The standard metric is 3D Average Precision (AP) at IoU thresholds (0.7 for cars, 0.5 for pedestrians/cyclists on KITTI). nuScenes uses NDS (nuScenes Detection Score), which combines mAP with metrics for translation, scale, orientation, velocity, and attribute errors.

3D IoU between two oriented boxes is computed by finding the intersection volume, which requires polygon clipping in BEV and height overlap.

Why It Matters

Autonomous driving safety: Accurate 3D detection is the first link in the safety chain -- incorrect localization directly causes planning failures.
Cost reduction: Camera-only methods could eliminate expensive LiDAR sensors ( $500 - -$ 10,000+), enabling affordable self-driving at scale.
Robotics: Warehouse robots and delivery drones need 3D object detection for navigation and manipulation.
Traffic monitoring: Infrastructure-mounted sensors use 3D detection for traffic flow analysis and incident detection.
Indoor robotics: RGB-D-based 3D detection (e.g., VoteNet) enables service robots to perceive furniture, appliances, and obstacles.

Key Technical Details

KITTI benchmark (car, moderate): PointPillars 77.3 AP, SECOND 83.3 AP, CenterPoint ~84 AP (3D AP @ IoU 0.7).
nuScenes test set: CenterPoint 67.3 NDS, BEVFusion 72.9 NDS, TransFusion 71.7 NDS.
Latency: PointPillars runs at 62 Hz, CenterPoint at ~11 Hz, BEVFormer at ~4 Hz (on an A100).
Point cloud range: KITTI covers [0, 70.4] x [-40, 40] x [-3, 1] meters; nuScenes uses [-54, 54] x [-54, 54] x [-5, 3] meters.
Typical voxel sizes: (0.05, 0.05, 0.1) m for high-resolution, (0.16, 0.16, 4.0) m for PointPillars pillars.
Anchor sizes for cars: (3.9, 1.6, 1.56) m (length, width, height) on KITTI, matching average sedan dimensions.

Common Misconceptions

"LiDAR-based methods always beat camera-based." As of 2024, camera-based methods like Far3D and StreamPETR approach or match early LiDAR methods on nuScenes.
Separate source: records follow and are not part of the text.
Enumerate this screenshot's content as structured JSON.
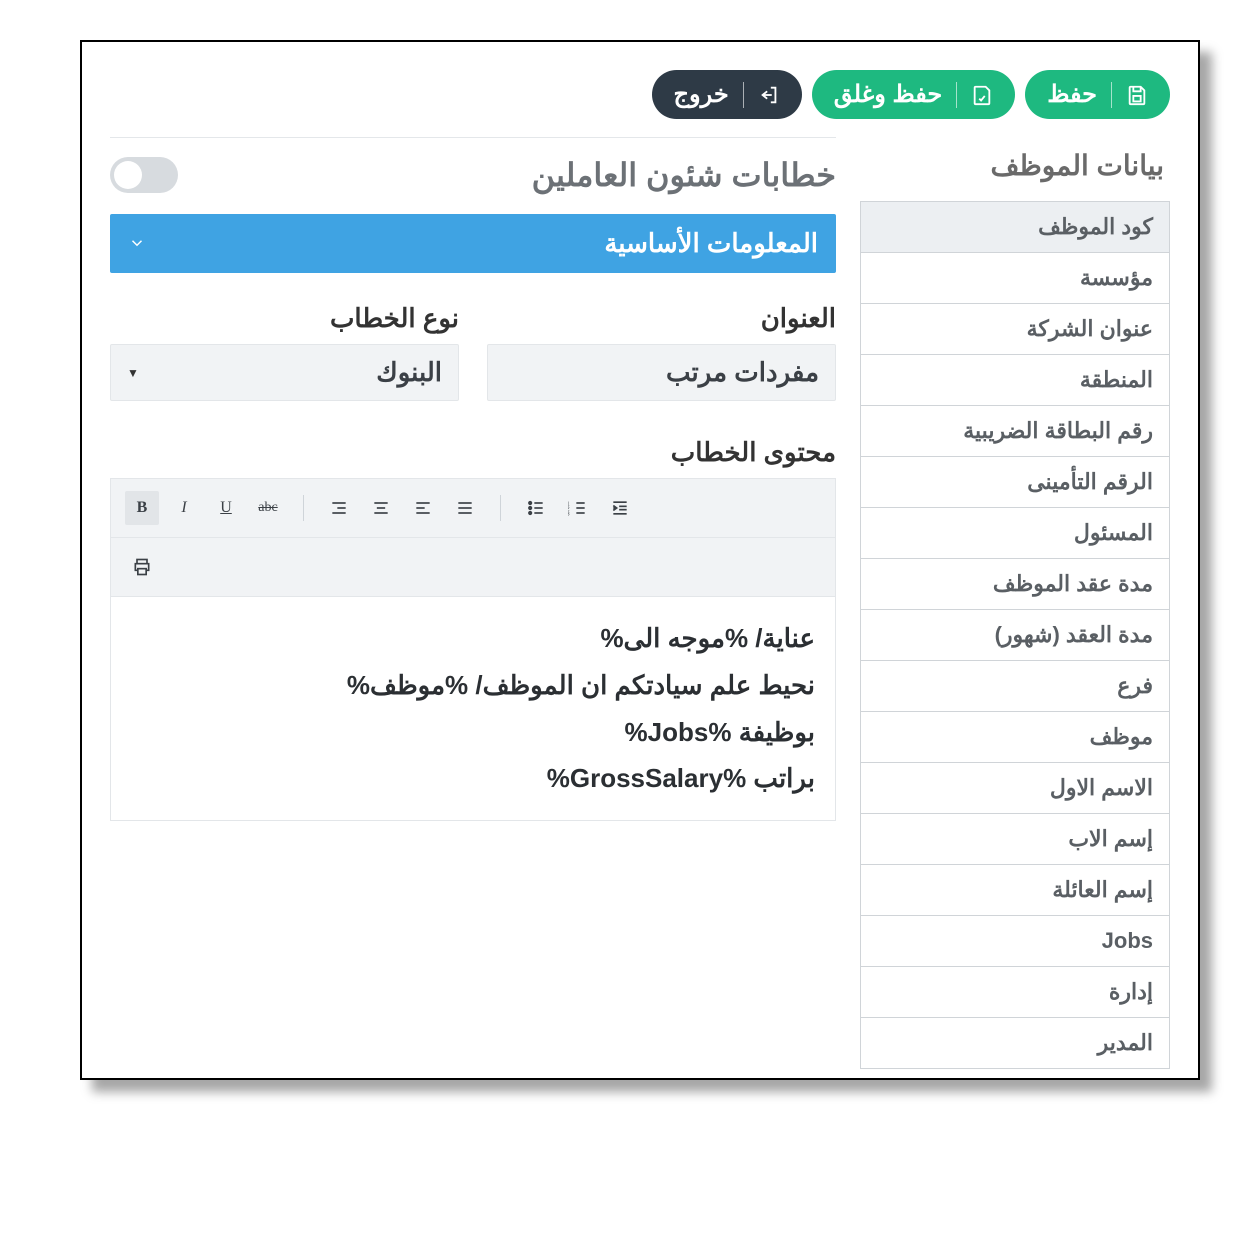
{
  "toolbar": {
    "save_label": "حفظ",
    "save_close_label": "حفظ وغلق",
    "exit_label": "خروج"
  },
  "sidebar": {
    "title": "بيانات الموظف",
    "items": [
      {
        "label": "كود الموظف",
        "active": true
      },
      {
        "label": "مؤسسة"
      },
      {
        "label": "عنوان الشركة"
      },
      {
        "label": "المنطقة"
      },
      {
        "label": "رقم البطاقة الضريبية"
      },
      {
        "label": "الرقم التأمينى"
      },
      {
        "label": "المسئول"
      },
      {
        "label": "مدة عقد الموظف"
      },
      {
        "label": "مدة العقد (شهور)"
      },
      {
        "label": "فرع"
      },
      {
        "label": "موظف"
      },
      {
        "label": "الاسم الاول"
      },
      {
        "label": "إسم الاب"
      },
      {
        "label": "إسم العائلة"
      },
      {
        "label": "Jobs"
      },
      {
        "label": "إدارة"
      },
      {
        "label": "المدير"
      }
    ]
  },
  "main": {
    "title": "خطابات شئون العاملين",
    "accordion": "المعلومات الأساسية",
    "fields": {
      "title_label": "العنوان",
      "title_value": "مفردات مرتب",
      "type_label": "نوع الخطاب",
      "type_value": "البنوك"
    },
    "editor_label": "محتوى الخطاب",
    "content_lines": [
      "عناية/ %موجه الى%",
      "نحيط علم سيادتكم ان الموظف/ %موظف%",
      "بوظيفة %Jobs%",
      "براتب %GrossSalary%"
    ]
  }
}
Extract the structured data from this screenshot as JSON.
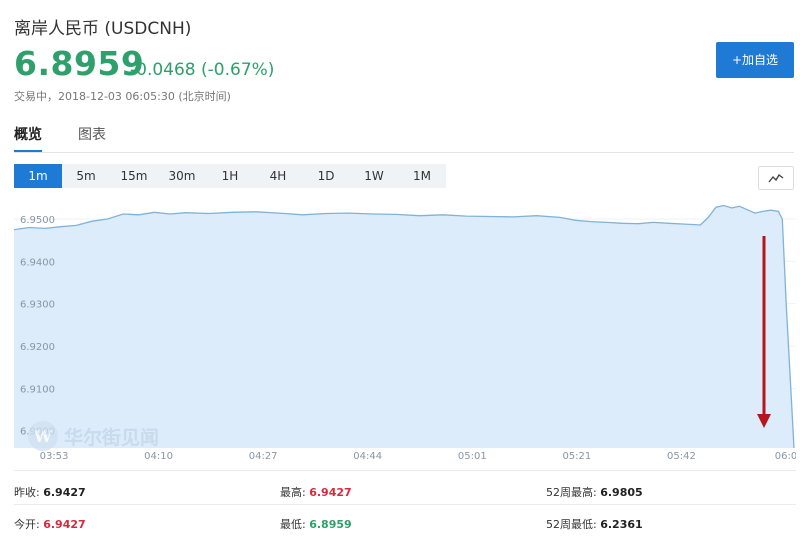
{
  "header": {
    "title": "离岸人民币 (USDCNH)",
    "price": "6.8959",
    "change": "-0.0468 (-0.67%)",
    "status": "交易中，2018-12-03 06:05:30 (北京时间)",
    "add_button": "+加自选"
  },
  "tabs": [
    {
      "label": "概览",
      "active": true
    },
    {
      "label": "图表",
      "active": false
    }
  ],
  "ranges": [
    "1m",
    "5m",
    "15m",
    "30m",
    "1H",
    "4H",
    "1D",
    "1W",
    "1M"
  ],
  "active_range": "1m",
  "watermark": {
    "text": "华尔街见闻"
  },
  "stats": {
    "prev_close_label": "昨收:",
    "prev_close": "6.9427",
    "open_label": "今开:",
    "open": "6.9427",
    "high_label": "最高:",
    "high": "6.9427",
    "low_label": "最低:",
    "low": "6.8959",
    "w52_high_label": "52周最高:",
    "w52_high": "6.9805",
    "w52_low_label": "52周最低:",
    "w52_low": "6.2361"
  },
  "colors": {
    "up": "#d9283c",
    "down": "#2ea06b",
    "accent": "#1f7ad6",
    "area_fill": "#dcecfa",
    "area_line": "#7fb3d9",
    "arrow": "#b3161c"
  },
  "chart_data": {
    "type": "area",
    "yticks": [
      "6.9500",
      "6.9400",
      "6.9300",
      "6.9200",
      "6.9100",
      "6.9000"
    ],
    "xticks": [
      "03:53",
      "04:10",
      "04:27",
      "04:44",
      "05:01",
      "05:21",
      "05:42",
      "06:0"
    ],
    "ylim": [
      6.8959,
      6.9545
    ],
    "x": [
      0,
      0.02,
      0.04,
      0.06,
      0.08,
      0.1,
      0.12,
      0.14,
      0.16,
      0.18,
      0.2,
      0.22,
      0.25,
      0.28,
      0.31,
      0.34,
      0.37,
      0.4,
      0.43,
      0.46,
      0.49,
      0.52,
      0.55,
      0.58,
      0.61,
      0.64,
      0.67,
      0.7,
      0.72,
      0.74,
      0.76,
      0.78,
      0.8,
      0.82,
      0.84,
      0.86,
      0.87,
      0.88,
      0.89,
      0.9,
      0.91,
      0.92,
      0.93,
      0.94,
      0.95,
      0.96,
      0.97,
      0.98,
      0.985,
      0.99,
      1.0
    ],
    "y": [
      6.9475,
      6.948,
      6.9478,
      6.9482,
      6.9485,
      6.9495,
      6.95,
      6.9512,
      6.951,
      6.9516,
      6.9512,
      6.9515,
      6.9513,
      6.9516,
      6.9517,
      6.9514,
      6.951,
      6.9513,
      6.9514,
      6.9512,
      6.9511,
      6.9508,
      6.951,
      6.9507,
      6.9506,
      6.9505,
      6.9508,
      6.9504,
      6.9497,
      6.9494,
      6.9492,
      6.949,
      6.9489,
      6.9492,
      6.949,
      6.9488,
      6.9487,
      6.9486,
      6.9504,
      6.9528,
      6.9532,
      6.9526,
      6.953,
      6.9522,
      6.9514,
      6.9518,
      6.9521,
      6.9518,
      6.95,
      6.93,
      6.8959
    ],
    "annotation": {
      "type": "arrow",
      "direction": "down"
    }
  }
}
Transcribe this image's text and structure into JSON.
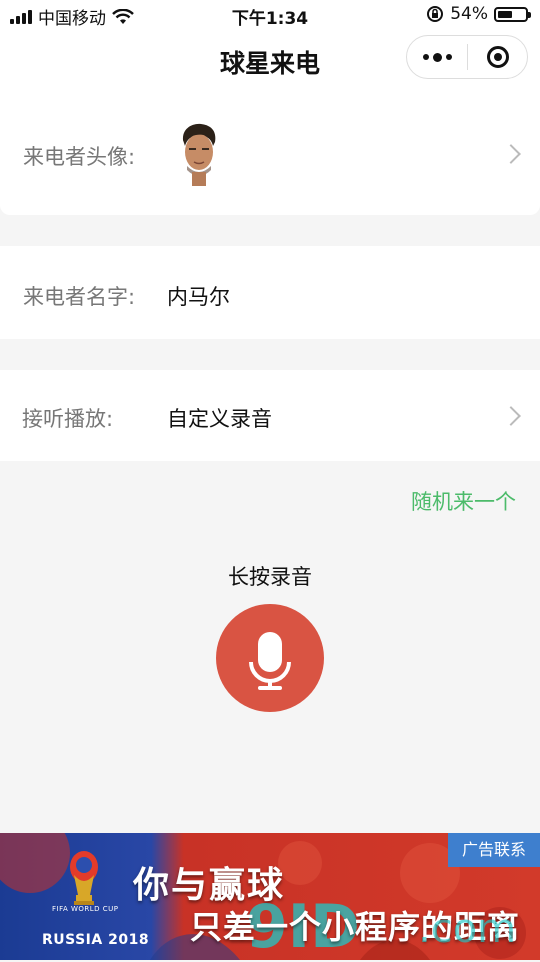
{
  "status_bar": {
    "carrier": "中国移动",
    "time": "下午1:34",
    "battery_percent": "54%",
    "battery_level": 0.54
  },
  "nav": {
    "title": "球星来电"
  },
  "form": {
    "avatar_label": "来电者头像:",
    "name_label": "来电者名字:",
    "name_value": "内马尔",
    "playback_label": "接听播放:",
    "playback_value": "自定义录音"
  },
  "actions": {
    "random_link": "随机来一个",
    "hold_to_record": "长按录音"
  },
  "banner": {
    "ad_contact": "广告联系",
    "slogan_line1": "你与赢球",
    "slogan_line2": "只差一个小程序的距离",
    "wc_top": "FIFA WORLD CUP",
    "wc_label": "RUSSIA 2018",
    "watermark": "9ID",
    "watermark_suffix": ".com"
  },
  "colors": {
    "accent_green": "#4cbb6a",
    "mic_red": "#d95443",
    "ad_blue": "#3e7fce"
  }
}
The gap has narrowed from ~20 NDS to ~5 NDS in three years.
"3D IoU is just 2D IoU extended to 3D." 3D IoU requires computing the intersection of two oriented boxes in 3D, which involves oriented polygon clipping in BEV -- significantly more complex than axis-aligned 2D IoU.
"You need perfect depth to do camera-based 3D detection." Methods like PETR and DETR3D predict 3D positions via learned queries without explicit depth estimation. Depth helps (BEVDet) but is not strictly required.
"More sensor modalities always improve performance." Naive fusion can degrade results if modalities conflict. Effective fusion requires careful alignment (spatial and temporal) and learned weighting.
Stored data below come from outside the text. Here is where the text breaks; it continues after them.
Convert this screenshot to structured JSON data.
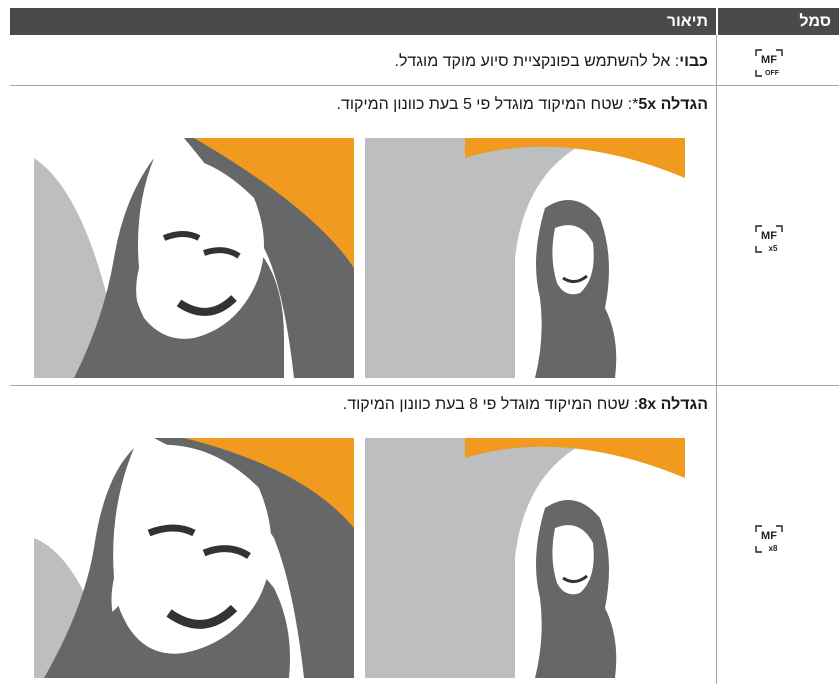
{
  "header": {
    "symbol_label": "סמל",
    "description_label": "תיאור"
  },
  "rows": [
    {
      "symbol": "mf-off-icon",
      "term": "כבוי",
      "sep": ":",
      "desc": " אל להשתמש בפונקציית סיוע מוקד מוגדל."
    },
    {
      "symbol": "mf-x5-icon",
      "term": "הגדלה 5x",
      "sep": "*:",
      "desc": " שטח המיקוד מוגדל פי 5 בעת כוונון המיקוד."
    },
    {
      "symbol": "mf-x8-icon",
      "term": "הגדלה 8x",
      "sep": ":",
      "desc": " שטח המיקוד מוגדל פי 8 בעת כוונון המיקוד."
    }
  ],
  "colors": {
    "header_bg": "#4a4a4a",
    "umbrella": "#f09a20",
    "gray_dark": "#666769",
    "gray_light": "#bdbec0"
  }
}
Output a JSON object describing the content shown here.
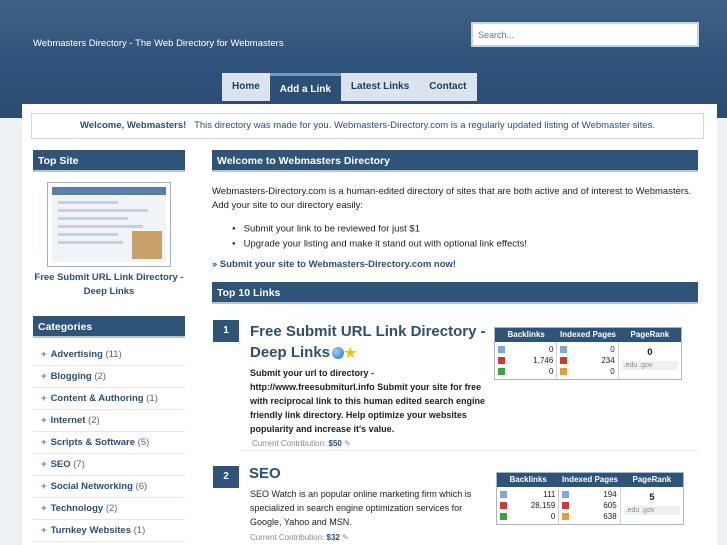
{
  "header": {
    "site_title": "Webmasters Directory - The Web Directory for Webmasters",
    "search_placeholder": "Search..."
  },
  "nav": {
    "items": [
      {
        "label": "Home",
        "active": false
      },
      {
        "label": "Add a Link",
        "active": true
      },
      {
        "label": "Latest Links",
        "active": false
      },
      {
        "label": "Contact",
        "active": false
      }
    ]
  },
  "welcome": {
    "greeting": "Welcome, Webmasters!",
    "text": "This directory was made for you. Webmasters-Directory.com is a regularly updated listing of Webmaster sites."
  },
  "sidebar": {
    "top_site_heading": "Top Site",
    "top_site_title": "Free Submit URL Link Directory - Deep Links",
    "categories_heading": "Categories",
    "categories": [
      {
        "name": "Advertising",
        "count": "(11)"
      },
      {
        "name": "Blogging",
        "count": "(2)"
      },
      {
        "name": "Content & Authoring",
        "count": "(1)"
      },
      {
        "name": "Internet",
        "count": "(2)"
      },
      {
        "name": "Scripts & Software",
        "count": "(5)"
      },
      {
        "name": "SEO",
        "count": "(7)"
      },
      {
        "name": "Social Networking",
        "count": "(6)"
      },
      {
        "name": "Technology",
        "count": "(2)"
      },
      {
        "name": "Turnkey Websites",
        "count": "(1)"
      }
    ]
  },
  "main": {
    "welcome_heading": "Welcome to Webmasters Directory",
    "intro": "Webmasters-Directory.com is a human-edited directory of sites that are both active and of interest to Webmasters. Add your site to our directory easily:",
    "bullets": [
      "Submit your link to be reviewed for just $1",
      "Upgrade your listing and make it stand out with optional link effects!"
    ],
    "submit_link": "» Submit your site to Webmasters-Directory.com now!",
    "top_links_heading": "Top 10 Links",
    "stats_headers": {
      "backlinks": "Backlinks",
      "indexed": "Indexed Pages",
      "pagerank": "PageRank"
    },
    "links": [
      {
        "rank": "1",
        "title": "Free Submit URL Link Directory - Deep Links",
        "description": "Submit your url to directory - http://www.freesubmiturl.info Submit your site for free with reciprocal link to this human edited search engine friendly link directory. Help optimize your websites popularity and increase it's value.",
        "contribution_label": "Current Contribution:",
        "contribution_value": "$50",
        "backlinks": [
          "0",
          "1,746",
          "0"
        ],
        "indexed": [
          "0",
          "234",
          "0"
        ],
        "pagerank": "0",
        "edu_gov": ".edu  .gov"
      },
      {
        "rank": "2",
        "title": "SEO",
        "description": "SEO Watch is an popular online marketing firm which is specialized in search engine optimization services for Google, Yahoo and MSN.",
        "contribution_label": "Current Contribution:",
        "contribution_value": "$32",
        "backlinks": [
          "111",
          "28,159",
          "0"
        ],
        "indexed": [
          "194",
          "605",
          "638"
        ],
        "pagerank": "5",
        "edu_gov": ".edu  .gov"
      }
    ]
  },
  "colors": {
    "header": "#2e5279",
    "accent": "#2c4f75",
    "panel": "#2e5479"
  }
}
Connections to Other Concepts

point-cloud-processing.md: LiDAR detectors consume point clouds that require voxelization, downsampling, and spatial indexing.
pointnet.md: Serves as the per-voxel or per-pillar feature encoder in VoxelNet and PointPillars.
depth-estimation.md: Camera-based 3D detectors often rely on monocular depth to lift 2D features into 3D.
2D Object Detection: Many 3D detection heads reuse anchor-based or center-based designs from 2D detectors (SSD, CenterNet).
multi-view-geometry.md: Camera-based BEV methods perform implicit multi-view triangulation when fusing images from surrounding cameras.